Now consider that if one is to take any point of rotation it will have the desired effect on the line (as one is rotating an infinite line upon which the right-angled triangle can be constructed in any place).

Suppose that the lowest part of the line to be the vertex of the triangle is the centre of rotation (see Figure 002). Now:

$Let\ t = \Delta y$

$Let\ r = \Delta x$

Hence:

$m = \frac{t}{s}$

Also:

$Let\ P_{1}\ denote\ the\ lowest\ vertex\ in\ the\ triangle\ which\ is\ on\ the\ line.$

$Let\ P_{2}\ denote\ the\ highest\ vertex\ in\ the\ triangle\ which\ is\ on\ the\ line.$

$Let\ P_{3}\ denote\ the\ vertex\ whose\ angle\ is\ a\ right-angle.$

Now consider the effects of the rotation (to make a perpendicular line) on the right-angled triangle:

$\left( \begin{array}{ccc} r \\ 0 \end{array} \right) \to \left( \begin{array}{ccc} 0 \\ r \end{array} \right)$

$\left( \begin{array}{ccc} r \\ t \end{array} \right) \to \left( \begin{array}{ccc} -t \\ r \end{array} \right)$

Hence, "-y" is now $\Delta x$ , and "x" is now $\Delta y$ . Hence the gradient of the perpendicular is:

$\frac{\Delta y}{\Delta x} = \frac{x}{-y}$

Now use the notation of "m":

The original line:

$m = \frac{y}{x}$

Hence, with reference to the perpendicular line:

$\frac{x}{-y} = - \frac{1}{m}$

This can be applied to any line.

Example

1. Find the gradient of the perpendicular to the line y = x + 2 .
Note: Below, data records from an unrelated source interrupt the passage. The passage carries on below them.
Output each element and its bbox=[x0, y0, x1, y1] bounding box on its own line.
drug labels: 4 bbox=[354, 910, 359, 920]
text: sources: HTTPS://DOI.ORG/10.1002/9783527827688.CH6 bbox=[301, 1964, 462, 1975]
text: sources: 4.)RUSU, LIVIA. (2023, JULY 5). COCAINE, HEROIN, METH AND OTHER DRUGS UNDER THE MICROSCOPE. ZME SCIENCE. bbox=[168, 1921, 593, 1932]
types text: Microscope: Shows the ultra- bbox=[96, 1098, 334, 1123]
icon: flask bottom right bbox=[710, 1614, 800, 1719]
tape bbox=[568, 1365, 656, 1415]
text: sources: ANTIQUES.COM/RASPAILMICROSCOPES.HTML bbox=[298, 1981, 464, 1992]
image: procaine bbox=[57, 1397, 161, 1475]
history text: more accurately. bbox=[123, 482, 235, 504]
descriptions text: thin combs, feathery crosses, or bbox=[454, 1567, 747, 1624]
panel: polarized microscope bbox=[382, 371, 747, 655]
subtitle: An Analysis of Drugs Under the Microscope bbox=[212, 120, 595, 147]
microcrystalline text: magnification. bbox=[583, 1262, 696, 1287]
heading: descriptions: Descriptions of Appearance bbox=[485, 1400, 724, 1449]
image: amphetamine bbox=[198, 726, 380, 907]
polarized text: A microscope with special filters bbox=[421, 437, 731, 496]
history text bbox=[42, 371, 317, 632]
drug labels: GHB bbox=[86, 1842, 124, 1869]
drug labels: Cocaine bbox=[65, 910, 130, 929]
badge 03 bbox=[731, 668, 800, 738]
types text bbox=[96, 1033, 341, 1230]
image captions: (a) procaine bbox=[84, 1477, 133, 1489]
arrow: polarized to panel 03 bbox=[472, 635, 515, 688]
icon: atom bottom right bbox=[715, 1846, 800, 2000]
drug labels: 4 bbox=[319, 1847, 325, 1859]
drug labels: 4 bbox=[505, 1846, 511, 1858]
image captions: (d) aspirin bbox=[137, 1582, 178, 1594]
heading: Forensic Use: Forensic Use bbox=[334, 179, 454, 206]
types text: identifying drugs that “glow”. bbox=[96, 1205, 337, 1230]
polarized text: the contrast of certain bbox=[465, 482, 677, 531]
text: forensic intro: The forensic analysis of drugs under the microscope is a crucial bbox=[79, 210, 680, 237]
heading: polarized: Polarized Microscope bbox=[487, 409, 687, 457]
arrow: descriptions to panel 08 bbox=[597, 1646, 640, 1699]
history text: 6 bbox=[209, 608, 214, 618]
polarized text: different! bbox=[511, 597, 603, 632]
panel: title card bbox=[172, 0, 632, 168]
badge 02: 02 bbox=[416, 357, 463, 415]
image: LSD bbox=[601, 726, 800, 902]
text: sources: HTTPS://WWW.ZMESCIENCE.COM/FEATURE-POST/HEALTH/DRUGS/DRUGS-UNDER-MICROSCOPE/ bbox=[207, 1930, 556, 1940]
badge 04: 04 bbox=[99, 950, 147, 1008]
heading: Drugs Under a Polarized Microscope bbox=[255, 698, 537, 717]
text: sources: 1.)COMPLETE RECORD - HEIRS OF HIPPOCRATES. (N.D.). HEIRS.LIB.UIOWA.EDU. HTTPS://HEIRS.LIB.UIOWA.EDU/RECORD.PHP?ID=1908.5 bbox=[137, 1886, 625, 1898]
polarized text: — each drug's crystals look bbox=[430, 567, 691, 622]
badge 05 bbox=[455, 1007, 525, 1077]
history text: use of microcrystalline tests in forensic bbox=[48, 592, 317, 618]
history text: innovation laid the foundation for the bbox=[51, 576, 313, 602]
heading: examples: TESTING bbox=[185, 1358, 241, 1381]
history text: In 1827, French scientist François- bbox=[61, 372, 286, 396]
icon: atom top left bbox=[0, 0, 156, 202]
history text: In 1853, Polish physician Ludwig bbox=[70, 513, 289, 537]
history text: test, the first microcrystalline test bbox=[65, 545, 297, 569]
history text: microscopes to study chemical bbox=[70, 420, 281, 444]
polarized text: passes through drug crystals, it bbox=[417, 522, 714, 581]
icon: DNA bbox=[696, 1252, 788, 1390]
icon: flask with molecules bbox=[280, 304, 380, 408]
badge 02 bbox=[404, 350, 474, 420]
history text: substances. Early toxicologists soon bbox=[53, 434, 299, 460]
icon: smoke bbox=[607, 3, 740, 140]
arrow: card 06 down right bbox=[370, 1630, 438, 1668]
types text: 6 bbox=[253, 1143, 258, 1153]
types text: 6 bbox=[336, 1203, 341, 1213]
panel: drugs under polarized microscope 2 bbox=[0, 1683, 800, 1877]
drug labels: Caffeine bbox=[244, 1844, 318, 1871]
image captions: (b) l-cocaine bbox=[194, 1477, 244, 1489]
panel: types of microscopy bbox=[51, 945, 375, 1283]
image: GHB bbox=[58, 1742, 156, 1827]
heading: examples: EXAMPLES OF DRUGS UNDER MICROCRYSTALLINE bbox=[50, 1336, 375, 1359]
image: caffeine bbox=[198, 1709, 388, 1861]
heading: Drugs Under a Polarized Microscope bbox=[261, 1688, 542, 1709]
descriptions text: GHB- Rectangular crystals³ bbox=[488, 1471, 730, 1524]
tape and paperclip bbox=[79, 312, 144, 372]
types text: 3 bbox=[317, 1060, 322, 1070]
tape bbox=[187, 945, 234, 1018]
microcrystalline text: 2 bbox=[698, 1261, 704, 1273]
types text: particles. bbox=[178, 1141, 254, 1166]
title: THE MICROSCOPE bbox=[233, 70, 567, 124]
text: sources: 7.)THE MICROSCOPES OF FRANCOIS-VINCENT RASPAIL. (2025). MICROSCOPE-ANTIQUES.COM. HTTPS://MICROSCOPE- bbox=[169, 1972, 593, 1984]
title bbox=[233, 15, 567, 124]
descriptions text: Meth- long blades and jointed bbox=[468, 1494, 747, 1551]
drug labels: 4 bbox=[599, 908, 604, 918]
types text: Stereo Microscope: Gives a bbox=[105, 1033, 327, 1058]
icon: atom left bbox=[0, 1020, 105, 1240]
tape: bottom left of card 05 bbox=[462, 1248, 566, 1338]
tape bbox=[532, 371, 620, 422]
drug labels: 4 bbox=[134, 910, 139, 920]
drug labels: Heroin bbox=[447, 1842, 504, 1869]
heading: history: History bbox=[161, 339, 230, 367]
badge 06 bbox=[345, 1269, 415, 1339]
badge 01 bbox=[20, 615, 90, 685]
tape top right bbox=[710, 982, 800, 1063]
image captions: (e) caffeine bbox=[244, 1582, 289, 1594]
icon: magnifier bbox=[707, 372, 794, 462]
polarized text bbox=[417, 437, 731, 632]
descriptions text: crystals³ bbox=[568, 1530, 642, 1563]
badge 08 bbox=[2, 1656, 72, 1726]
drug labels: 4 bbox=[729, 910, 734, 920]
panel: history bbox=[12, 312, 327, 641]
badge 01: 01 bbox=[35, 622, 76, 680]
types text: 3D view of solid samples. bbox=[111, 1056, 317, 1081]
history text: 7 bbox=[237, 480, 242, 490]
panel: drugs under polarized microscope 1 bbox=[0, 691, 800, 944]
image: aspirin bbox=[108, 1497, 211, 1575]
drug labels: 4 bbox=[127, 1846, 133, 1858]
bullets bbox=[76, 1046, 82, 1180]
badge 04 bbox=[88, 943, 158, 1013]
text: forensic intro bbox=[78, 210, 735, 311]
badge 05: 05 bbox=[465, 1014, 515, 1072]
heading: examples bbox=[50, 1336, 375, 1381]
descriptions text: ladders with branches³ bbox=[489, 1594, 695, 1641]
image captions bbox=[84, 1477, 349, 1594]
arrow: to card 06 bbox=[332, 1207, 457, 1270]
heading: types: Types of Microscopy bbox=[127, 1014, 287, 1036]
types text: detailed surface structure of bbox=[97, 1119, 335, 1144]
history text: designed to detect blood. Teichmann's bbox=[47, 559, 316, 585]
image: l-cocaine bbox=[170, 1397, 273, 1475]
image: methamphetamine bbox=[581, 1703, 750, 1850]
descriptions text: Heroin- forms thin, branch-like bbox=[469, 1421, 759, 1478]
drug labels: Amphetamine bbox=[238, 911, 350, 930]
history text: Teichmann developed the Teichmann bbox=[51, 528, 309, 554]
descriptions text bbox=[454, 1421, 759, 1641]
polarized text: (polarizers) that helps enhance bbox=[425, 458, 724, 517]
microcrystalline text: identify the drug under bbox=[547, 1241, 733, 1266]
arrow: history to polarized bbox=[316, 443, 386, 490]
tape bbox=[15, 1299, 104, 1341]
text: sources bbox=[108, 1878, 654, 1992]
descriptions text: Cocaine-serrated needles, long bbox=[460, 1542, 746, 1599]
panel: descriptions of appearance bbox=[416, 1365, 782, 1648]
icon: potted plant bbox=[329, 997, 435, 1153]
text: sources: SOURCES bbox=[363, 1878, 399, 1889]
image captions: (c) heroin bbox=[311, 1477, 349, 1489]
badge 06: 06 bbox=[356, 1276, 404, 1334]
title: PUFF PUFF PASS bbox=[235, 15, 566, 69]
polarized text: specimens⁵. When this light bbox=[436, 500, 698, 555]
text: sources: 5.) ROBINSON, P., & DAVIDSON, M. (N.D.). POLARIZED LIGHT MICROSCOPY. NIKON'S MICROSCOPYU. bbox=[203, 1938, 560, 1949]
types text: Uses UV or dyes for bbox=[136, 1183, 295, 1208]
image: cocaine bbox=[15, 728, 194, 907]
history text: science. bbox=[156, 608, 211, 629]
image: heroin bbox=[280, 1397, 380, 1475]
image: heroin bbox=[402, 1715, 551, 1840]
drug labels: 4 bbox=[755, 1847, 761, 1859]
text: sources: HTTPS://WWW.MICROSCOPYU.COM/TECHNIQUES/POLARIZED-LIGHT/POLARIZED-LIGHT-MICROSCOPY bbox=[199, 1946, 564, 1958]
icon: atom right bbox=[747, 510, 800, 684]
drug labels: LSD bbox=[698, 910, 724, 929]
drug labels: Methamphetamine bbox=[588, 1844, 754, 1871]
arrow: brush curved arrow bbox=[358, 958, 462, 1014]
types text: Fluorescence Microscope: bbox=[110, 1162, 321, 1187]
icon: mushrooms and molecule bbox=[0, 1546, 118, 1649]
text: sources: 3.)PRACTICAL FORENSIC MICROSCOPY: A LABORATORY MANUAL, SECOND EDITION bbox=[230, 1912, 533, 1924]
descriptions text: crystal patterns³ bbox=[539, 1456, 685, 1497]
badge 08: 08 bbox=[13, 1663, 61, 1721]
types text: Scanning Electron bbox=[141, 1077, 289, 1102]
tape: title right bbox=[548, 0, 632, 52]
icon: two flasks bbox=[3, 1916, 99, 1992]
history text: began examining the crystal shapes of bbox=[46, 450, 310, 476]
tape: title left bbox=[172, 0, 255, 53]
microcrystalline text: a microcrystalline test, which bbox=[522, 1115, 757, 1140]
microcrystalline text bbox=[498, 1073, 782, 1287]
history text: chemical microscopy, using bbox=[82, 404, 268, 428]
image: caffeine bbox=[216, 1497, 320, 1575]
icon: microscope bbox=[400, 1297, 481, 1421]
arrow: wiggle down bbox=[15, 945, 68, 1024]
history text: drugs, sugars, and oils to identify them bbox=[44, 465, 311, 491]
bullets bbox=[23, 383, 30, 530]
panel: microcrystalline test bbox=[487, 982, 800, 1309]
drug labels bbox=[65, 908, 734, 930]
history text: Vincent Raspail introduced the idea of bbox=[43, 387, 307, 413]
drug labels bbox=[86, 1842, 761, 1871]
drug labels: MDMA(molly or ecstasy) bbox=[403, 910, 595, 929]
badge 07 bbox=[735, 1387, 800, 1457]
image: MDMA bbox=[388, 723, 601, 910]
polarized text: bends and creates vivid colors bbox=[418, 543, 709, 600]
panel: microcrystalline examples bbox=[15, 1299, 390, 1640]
This is a simple task. First one must find the gradient of the original line. This is evidently 1 as it is expressed in the form of y = mx + c , and the coefficient of is 1.

Now one simply uses the formula derived above, thus:

$- \frac{1}{m} = - \frac{1}{1} = -1$

One can apply this method to calculate the equation of the perpendicular at a given point. It must be understood that one can only state the gradient of the perpendicular, and not the equation if one does not have any information of the exact intersection of the perpendicular with the original line.